(Via Ptak Science Books)
“To his last published work: Cours de peinture par principes avec un balance de peintres (1708) de Piles appended a list of fifty-six major painters in his own
time, with whose work he had acquainted himself as a connoisseur during
To each painter in the list he gave marks from 0 to 18 for
composition, drawing, color and expression. This gave an overview of
aesthetic appreciation hingeing on the balance between color and design.
The highest marks went to Raffaello Sanzio and Rubens,
with a slight bias on color for Rubens, a slight bias on drawing for
Raphaël. Painters who scored very badly in anything but color were Giovanni Bellini, Giorgione and remarkably Michelangelo Caravaggio
with 16 on color and 0 (zero) on expression. Painters who fell far
behind Rubens and Raphaël but whose balance between color and design was
perfect were Lucas van Leyden, Sebastian Bourdon, Albrecht Dürer.”

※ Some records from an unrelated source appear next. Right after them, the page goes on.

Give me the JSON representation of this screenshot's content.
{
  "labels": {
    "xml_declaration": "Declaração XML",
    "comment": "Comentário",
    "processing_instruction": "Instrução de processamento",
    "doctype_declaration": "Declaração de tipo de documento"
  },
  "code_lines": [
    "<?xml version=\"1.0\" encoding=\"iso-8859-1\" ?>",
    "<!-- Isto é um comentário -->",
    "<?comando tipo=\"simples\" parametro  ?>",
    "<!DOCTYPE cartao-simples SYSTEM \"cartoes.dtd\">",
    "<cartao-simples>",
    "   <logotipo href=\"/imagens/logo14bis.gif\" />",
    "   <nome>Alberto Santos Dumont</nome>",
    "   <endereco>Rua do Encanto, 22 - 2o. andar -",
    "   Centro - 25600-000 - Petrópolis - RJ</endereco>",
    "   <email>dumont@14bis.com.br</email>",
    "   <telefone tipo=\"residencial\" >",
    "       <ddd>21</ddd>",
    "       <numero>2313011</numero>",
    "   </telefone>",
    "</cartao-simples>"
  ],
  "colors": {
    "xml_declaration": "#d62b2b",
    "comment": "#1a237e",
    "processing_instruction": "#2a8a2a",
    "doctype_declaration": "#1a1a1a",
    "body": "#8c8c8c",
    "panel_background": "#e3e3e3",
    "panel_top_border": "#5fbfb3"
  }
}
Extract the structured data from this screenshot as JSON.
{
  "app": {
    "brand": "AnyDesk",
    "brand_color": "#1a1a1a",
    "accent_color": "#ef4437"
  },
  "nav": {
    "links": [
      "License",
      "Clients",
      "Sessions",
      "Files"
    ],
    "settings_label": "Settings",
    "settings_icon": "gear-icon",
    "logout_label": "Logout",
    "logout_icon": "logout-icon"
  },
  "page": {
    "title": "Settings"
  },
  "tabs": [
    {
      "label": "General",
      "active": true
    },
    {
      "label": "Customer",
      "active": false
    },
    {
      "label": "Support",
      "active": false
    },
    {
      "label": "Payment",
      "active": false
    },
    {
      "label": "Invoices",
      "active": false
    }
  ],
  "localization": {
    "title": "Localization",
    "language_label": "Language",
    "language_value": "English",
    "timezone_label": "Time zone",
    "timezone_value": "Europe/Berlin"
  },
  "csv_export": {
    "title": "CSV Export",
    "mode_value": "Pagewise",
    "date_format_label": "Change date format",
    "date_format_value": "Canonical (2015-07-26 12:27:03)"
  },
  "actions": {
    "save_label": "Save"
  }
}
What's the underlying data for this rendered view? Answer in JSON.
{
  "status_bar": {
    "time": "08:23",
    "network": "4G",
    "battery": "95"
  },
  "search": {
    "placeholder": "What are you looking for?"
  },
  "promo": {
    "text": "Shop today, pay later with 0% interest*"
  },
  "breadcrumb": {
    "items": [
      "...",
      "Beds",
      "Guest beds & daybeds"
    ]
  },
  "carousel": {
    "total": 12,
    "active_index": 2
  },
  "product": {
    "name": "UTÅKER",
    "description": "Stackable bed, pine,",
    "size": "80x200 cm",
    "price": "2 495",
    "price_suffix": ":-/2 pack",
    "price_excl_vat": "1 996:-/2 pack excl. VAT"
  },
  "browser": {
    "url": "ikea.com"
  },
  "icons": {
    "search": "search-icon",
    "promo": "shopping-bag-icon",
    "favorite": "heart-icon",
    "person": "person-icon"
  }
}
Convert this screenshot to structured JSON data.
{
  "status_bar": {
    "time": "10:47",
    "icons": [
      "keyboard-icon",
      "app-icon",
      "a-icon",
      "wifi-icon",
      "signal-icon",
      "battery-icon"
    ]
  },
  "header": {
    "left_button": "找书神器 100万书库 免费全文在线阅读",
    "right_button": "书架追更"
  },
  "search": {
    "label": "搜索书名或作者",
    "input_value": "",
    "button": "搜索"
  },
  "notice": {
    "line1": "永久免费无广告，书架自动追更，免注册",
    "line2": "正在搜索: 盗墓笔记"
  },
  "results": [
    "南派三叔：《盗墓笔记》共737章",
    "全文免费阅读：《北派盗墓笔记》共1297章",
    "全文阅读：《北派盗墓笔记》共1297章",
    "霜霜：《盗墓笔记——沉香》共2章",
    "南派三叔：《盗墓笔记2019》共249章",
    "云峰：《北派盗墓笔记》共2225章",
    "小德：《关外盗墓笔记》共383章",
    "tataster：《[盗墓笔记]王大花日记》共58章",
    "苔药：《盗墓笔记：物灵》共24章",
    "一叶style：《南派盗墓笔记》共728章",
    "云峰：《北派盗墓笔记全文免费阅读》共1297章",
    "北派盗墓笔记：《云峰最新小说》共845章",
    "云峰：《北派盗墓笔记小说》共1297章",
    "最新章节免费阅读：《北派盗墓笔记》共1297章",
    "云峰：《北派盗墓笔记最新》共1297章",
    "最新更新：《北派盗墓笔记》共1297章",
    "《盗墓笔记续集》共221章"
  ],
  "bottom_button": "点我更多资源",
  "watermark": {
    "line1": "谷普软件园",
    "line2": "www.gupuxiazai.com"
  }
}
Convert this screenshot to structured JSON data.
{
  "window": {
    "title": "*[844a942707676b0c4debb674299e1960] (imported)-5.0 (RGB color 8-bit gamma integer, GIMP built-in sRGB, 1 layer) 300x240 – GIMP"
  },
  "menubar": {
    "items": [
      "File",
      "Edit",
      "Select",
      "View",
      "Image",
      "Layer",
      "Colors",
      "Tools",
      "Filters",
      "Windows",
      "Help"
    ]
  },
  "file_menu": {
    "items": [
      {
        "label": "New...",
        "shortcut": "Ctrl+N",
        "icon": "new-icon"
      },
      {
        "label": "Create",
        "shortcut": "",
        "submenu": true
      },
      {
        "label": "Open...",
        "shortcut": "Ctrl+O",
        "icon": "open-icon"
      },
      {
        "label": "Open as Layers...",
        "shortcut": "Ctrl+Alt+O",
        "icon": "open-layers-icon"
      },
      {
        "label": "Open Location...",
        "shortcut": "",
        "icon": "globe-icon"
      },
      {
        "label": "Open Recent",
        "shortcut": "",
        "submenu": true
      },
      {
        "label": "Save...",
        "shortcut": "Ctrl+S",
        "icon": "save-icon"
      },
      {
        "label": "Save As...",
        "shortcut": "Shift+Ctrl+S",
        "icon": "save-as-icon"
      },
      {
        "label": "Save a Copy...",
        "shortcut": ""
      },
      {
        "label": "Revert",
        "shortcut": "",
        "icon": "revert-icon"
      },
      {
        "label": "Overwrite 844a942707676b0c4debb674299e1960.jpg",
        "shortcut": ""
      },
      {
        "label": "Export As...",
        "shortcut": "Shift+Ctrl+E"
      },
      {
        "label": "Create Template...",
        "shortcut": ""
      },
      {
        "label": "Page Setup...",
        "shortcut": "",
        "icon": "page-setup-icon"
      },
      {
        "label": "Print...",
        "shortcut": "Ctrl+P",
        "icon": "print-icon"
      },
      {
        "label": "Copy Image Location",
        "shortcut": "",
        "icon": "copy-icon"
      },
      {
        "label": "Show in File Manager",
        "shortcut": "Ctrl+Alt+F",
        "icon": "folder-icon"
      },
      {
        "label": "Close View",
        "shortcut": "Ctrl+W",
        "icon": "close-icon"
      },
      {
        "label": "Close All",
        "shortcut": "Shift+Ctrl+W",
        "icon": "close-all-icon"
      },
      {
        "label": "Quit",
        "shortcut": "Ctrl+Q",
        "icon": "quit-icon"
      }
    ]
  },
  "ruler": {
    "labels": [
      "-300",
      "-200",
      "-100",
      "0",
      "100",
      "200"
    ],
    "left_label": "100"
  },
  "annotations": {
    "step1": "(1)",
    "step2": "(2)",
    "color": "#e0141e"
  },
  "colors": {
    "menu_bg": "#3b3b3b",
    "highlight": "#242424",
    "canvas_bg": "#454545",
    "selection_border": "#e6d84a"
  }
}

The Wikipedia page reproduces this list as a table from which the values can be easily extracted. Like this:
Andrea del Sarto,12,16,9,8
Charles Le Brun,16,16,8,16
Daniele da Volterra,12,15,5,8
Abraham van Diepenbeeck,11,10,14,6
Giovanni da Udine,10,8,16,3
Leonardo da Vinci,15,16,4,14
Lucas van Leyden,8,6,6,4
Palma il Vecchio,5,6,16,0
Palma il Giovane,12,9,14,6
Perin del Vaga,15,16,7,6
Sebastiano del Piombo,8,13,16,7
Eustache Le Sueur,15,15,4,15
Or you can get a scan of the original text from Google Books here. The table of scores starts on page 408 of the PDF version.
This kind of mock-objective scoring of artworks using whatever system is fun but even at the time was open to ridicule. By Hogarth, for example.
What might be more interesting would be if lots of people scored artworks or artists similarly.